We will have to wait to see what the inquiry by Professor Stephen Glaister, ordered this week by the transport secretary Chris Grayling, finds about where responsibility for this particular mess lies. As with Southern recently, there have been attempts by the franchise operators to blame the public track maintenance body, Network Rail. But, again as with Southern, there also appear to have been problems with driver availability, pointing to managerial incompetence.

Regardless, the detail of the cock-up should not distract us from larger and longstanding issues of deficient transport infrastructure in the North. There’s been a lot of talk from ministers in recent years about their commitment to investment in transport in the region, but it’s pretty hard to see much evidence of it in the official figures. According to the IPPR North think tank, pipeline transport infrastructure spending per head (both public and private) in London (£4,155) is still set to be two-and-a-half times greater than that in the North (£1,600).

One of the reasonable criticisms of the planned new High Speed 2 rail line between London and Birmingham (and then supposedly to be extended to Manchester) is the opportunity cost. Why, ask Northerners, are those many billions of pounds not being spent first on upgrading the threadbare existing rail connections in their region? Why is there so little electrification? Why does it take an hour to travel the 45 miles between Manchester and Leeds?

Rattling and uncomfortable old Pacer trains, built from the body of buses, were intended to be merely a short-term solution to a shortage of rolling stock in the 1980s. But there are still dozens of them in use on the Northern franchise. The franchise holder, Arriva, has promised that it will finally scrap them by 2020. This is like a school pledging to get rid of its abacuses and introduce calculators. We shouldn’t be grateful, but furious at the fact that they have lasted so long.

“The North needs decades of investment, not just a quick resolution of the current chaos as more staff are hired and new timetables bed in,” says Tom Forth, of the Open Data Institute Leeds. Forth also stresses that political control is fundamental, saying northern mayors and local councils, rather than Whitehall, should have authority over the region’s railways, just as Transport for London oversees most services in the capital.

He’s right that political choices are the core of the problem. In 2012, the Department for Transport judged rail line electrification a strategic priority for good efficiency and environmental reasons. The 2015 Conservative election manifesto promised electrification of the Midland mainline to Sheffield and tracks in the Lake District.

But shortly after the vote the government announced a “pause” to these projects, along with the electrification of the TransPennine Express. And last year Grayling said that they had all been scrapped, informing the House of Commons that this was because new “bi-mode” electric/diesel switching trains made electrification unnecessary. Yet the National Audit Office revealed in March this year that the real reason for the cancellation was money, not some marvellous new technology.
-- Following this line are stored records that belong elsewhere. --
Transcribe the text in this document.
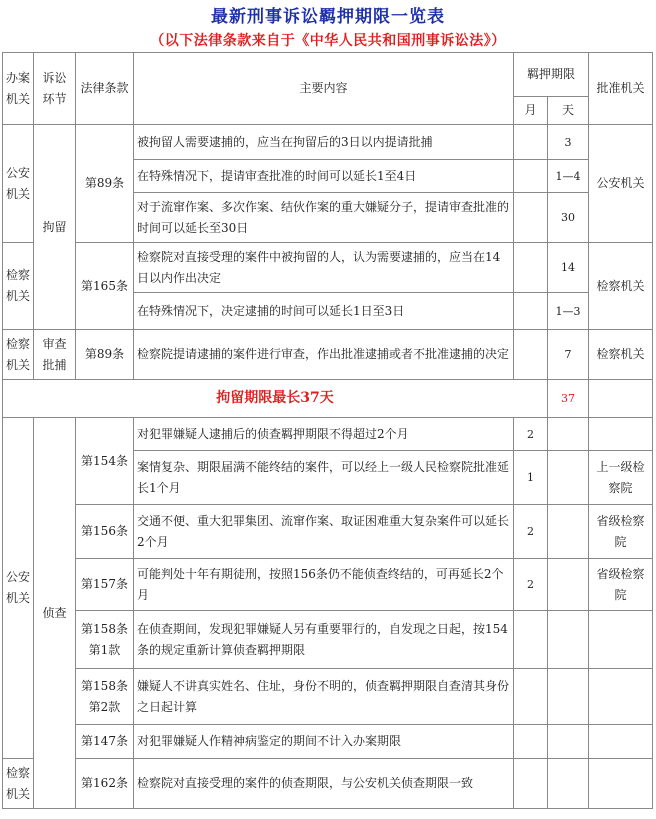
最新刑事诉讼羁押期限一览表
（以下法律条款来自于《中华人民共和国刑事诉讼法》）
办案机关	诉讼环节	法律条款	主要内容	羁押期限		批准机关
				月	天	
公安机关	拘留	第89条	被拘留人需要逮捕的，应当在拘留后的3日以内提请批捕		3	公安机关
			在特殊情况下，提请审查批准的时间可以延长1至4日		1—4	
			对于流窜作案、多次作案、结伙作案的重大嫌疑分子，提请审查批准的时间可以延长至30日		30	
检察机关		第165条	检察院对直接受理的案件中被拘留的人，认为需要逮捕的，应当在14日以内作出决定		14	检察机关
			在特殊情况下，决定逮捕的时间可以延长1日至3日		1—3	
检察机关	审查批捕	第89条	检察院提请逮捕的案件进行审查，作出批准逮捕或者不批准逮捕的决定		7	检察机关
拘留期限最长37天					37	
公安机关	侦查	第154条	对犯罪嫌疑人逮捕后的侦查羁押期限不得超过2个月	2		
			案情复杂、期限届满不能终结的案件，可以经上一级人民检察院批准延长1个月	1		上一级检察院
		第156条	交通不便、重大犯罪集团、流窜作案、取证困难重大复杂案件可以延长2个月	2		省级检察院
		第157条	可能判处十年有期徒刑，按照156条仍不能侦查终结的，可再延长2个月	2		省级检察院
		第158条第1款	在侦查期间，发现犯罪嫌疑人另有重要罪行的，自发现之日起，按154条的规定重新计算侦查羁押期限			
		第158条第2款	嫌疑人不讲真实姓名、住址，身份不明的，侦查羁押期限自查清其身份之日起计算			
		第147条	对犯罪嫌疑人作精神病鉴定的期间不计入办案期限			
检察机关		第162条	检察院对直接受理的案件的侦查期限，与公安机关侦查期限一致			
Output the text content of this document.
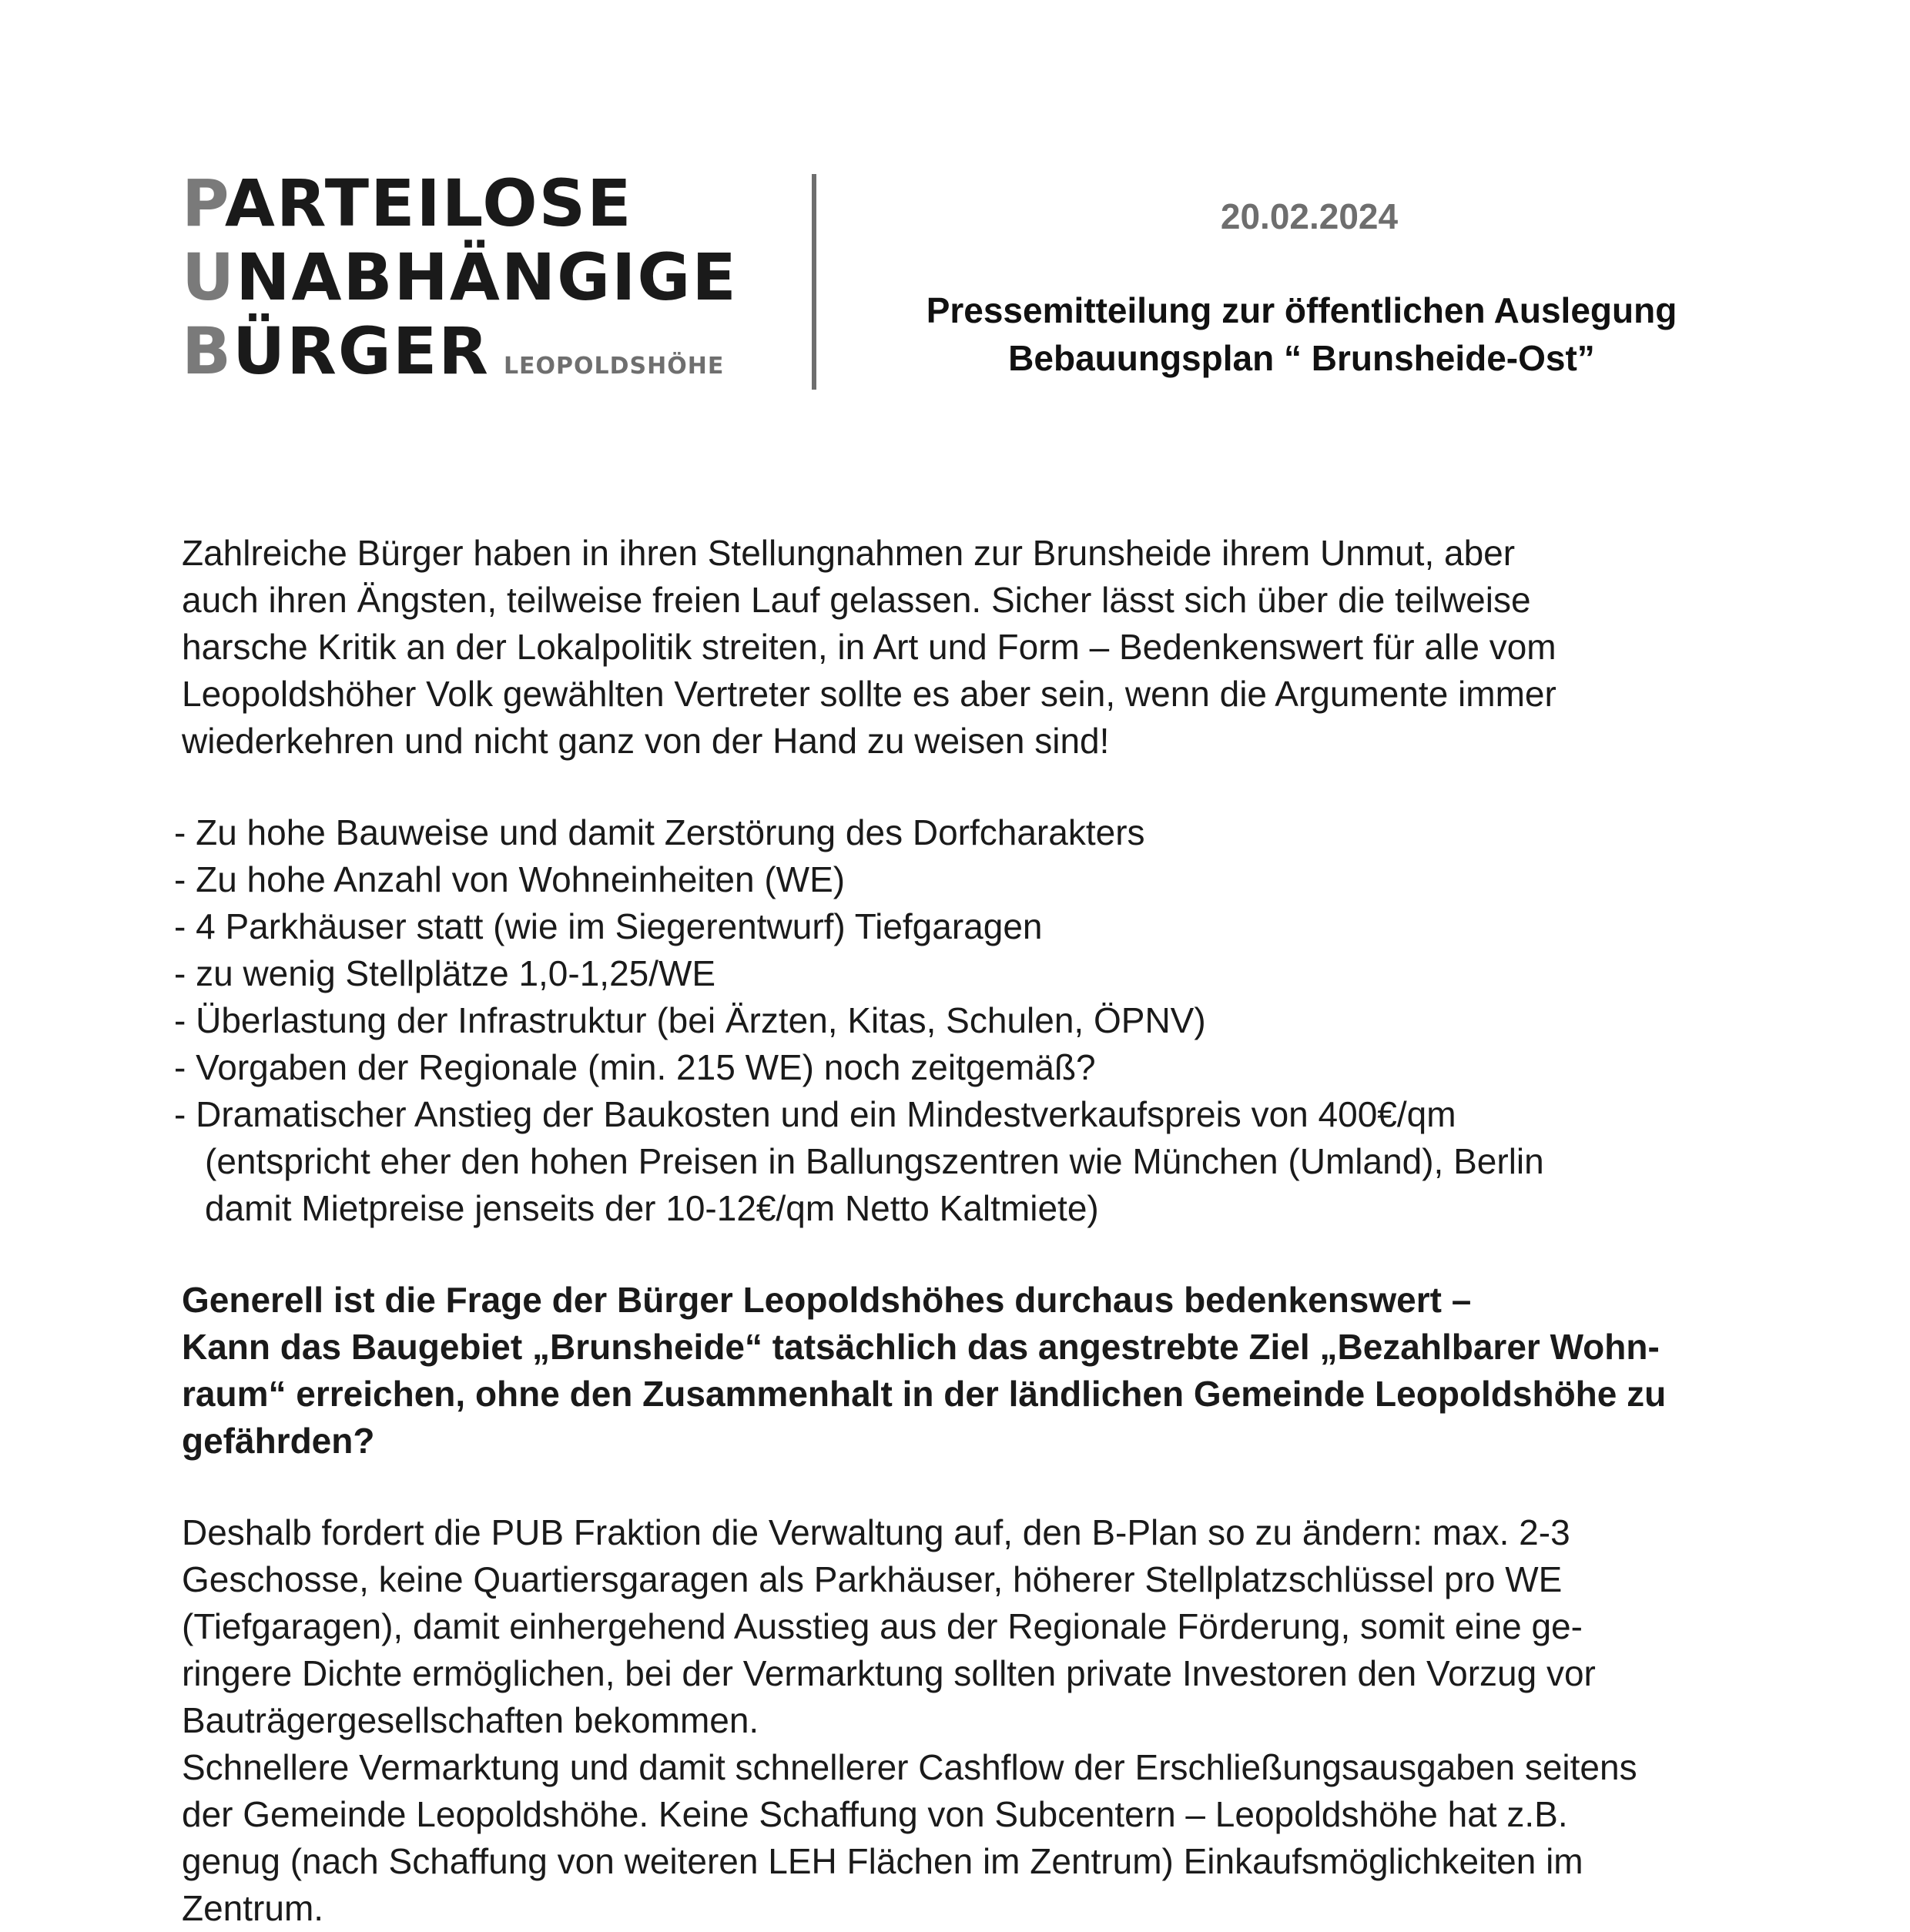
PARTEILOSE
UNABHÄNGIGE
BÜRGER LEOPOLDSHÖHE
20.02.2024
Pressemitteilung zur öffentlichen Auslegung
Bebauungsplan “ Brunsheide-Ost”
Zahlreiche Bürger haben in ihren Stellungnahmen zur Brunsheide ihrem Unmut, aber
auch ihren Ängsten, teilweise freien Lauf gelassen. Sicher lässt sich über die teilweise
harsche Kritik an der Lokalpolitik streiten, in Art und Form – Bedenkenswert für alle vom
Leopoldshöher Volk gewählten Vertreter sollte es aber sein, wenn die Argumente immer
wiederkehren und nicht ganz von der Hand zu weisen sind!
- Zu hohe Bauweise und damit Zerstörung des Dorfcharakters
- Zu hohe Anzahl von Wohneinheiten (WE)
- 4 Parkhäuser statt (wie im Siegerentwurf) Tiefgaragen
- zu wenig Stellplätze 1,0-1,25/WE
- Überlastung der Infrastruktur (bei Ärzten, Kitas, Schulen, ÖPNV)
- Vorgaben der Regionale (min. 215 WE) noch zeitgemäß?
- Dramatischer Anstieg der Baukosten und ein Mindestverkaufspreis von 400€/qm
(entspricht eher den hohen Preisen in Ballungszentren wie München (Umland), Berlin
damit Mietpreise jenseits der 10-12€/qm Netto Kaltmiete)
Generell ist die Frage der Bürger Leopoldshöhes durchaus bedenkenswert –
Kann das Baugebiet „Brunsheide“ tatsächlich das angestrebte Ziel „Bezahlbarer Wohn-
raum“ erreichen, ohne den Zusammenhalt in der ländlichen Gemeinde Leopoldshöhe zu
gefährden?
Deshalb fordert die PUB Fraktion die Verwaltung auf, den B-Plan so zu ändern: max. 2-3
Geschosse, keine Quartiersgaragen als Parkhäuser, höherer Stellplatzschlüssel pro WE
(Tiefgaragen), damit einhergehend Ausstieg aus der Regionale Förderung, somit eine ge-
ringere Dichte ermöglichen, bei der Vermarktung sollten private Investoren den Vorzug vor
Bauträgergesellschaften bekommen.
Schnellere Vermarktung und damit schnellerer Cashflow der Erschließungsausgaben seitens
der Gemeinde Leopoldshöhe. Keine Schaffung von Subcentern – Leopoldshöhe hat z.B.
genug (nach Schaffung von weiteren LEH Flächen im Zentrum) Einkaufsmöglichkeiten im
Zentrum.
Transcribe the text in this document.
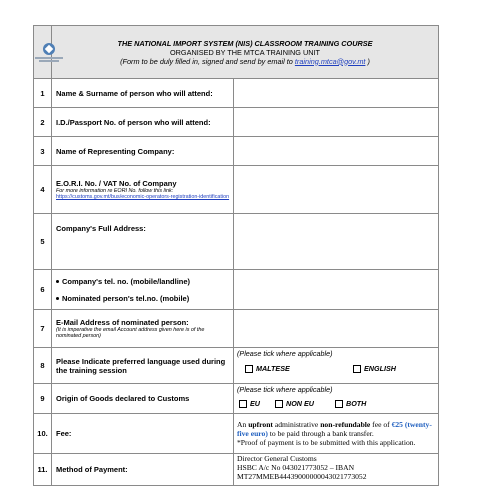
	THE NATIONAL IMPORT SYSTEM (NIS) CLASSROOM TRAINING COURSE
ORGANISED BY THE MTCA TRAINING UNIT
(Form to be duly filled in, signed and send by email to training.mtca@gov.mt )	

1	Name & Surname of person who will attend:	
2	I.D./Passport No. of person who will attend:	
3	Name of Representing Company:	
4	E.O.R.I. No. / VAT No. of Company
For more information re EORI No. follow this link:
https://customs.gov.mt/bus/economic-operators-registration-identification	

5	Company's Full Address:	
6	Company's tel. no. (mobile/landline)
Nominated person's tel.no. (mobile)	

7	E-Mail Address of nominated person:
(It is imperative the email Account address given here is of the nominated person)	

8	Please Indicate preferred language used during the training session	(Please tick where applicable)
MALTESE ENGLISH

9	Origin of Goods declared to Customs	(Please tick where applicable)
EU NON EU BOTH

10.	Fee:	An upfront administrative non-refundable fee of €25 (twenty-five euro) to be paid through a bank transfer.
*Proof of payment is to be submitted with this application.
11.	Method of Payment:	Director General Customs
HSBC A/c No 043021773052 – IBAN
MT27MMEB44439000000043021773052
Network Rail, reclassified as part of the public sector in 2014, could no longer fund the projects within its allotted budgets. So rather than expanding that budget (at a time when the British state could still borrow at record low interest rates), Tory ministers simply reneged on their promises to the region and fed the country a bogus explanation.

Northern rail passengers are rightly angry at this latest fiasco. But they should be even angrier at the long history of neglect, underinvestment and duplicity from ministers in London.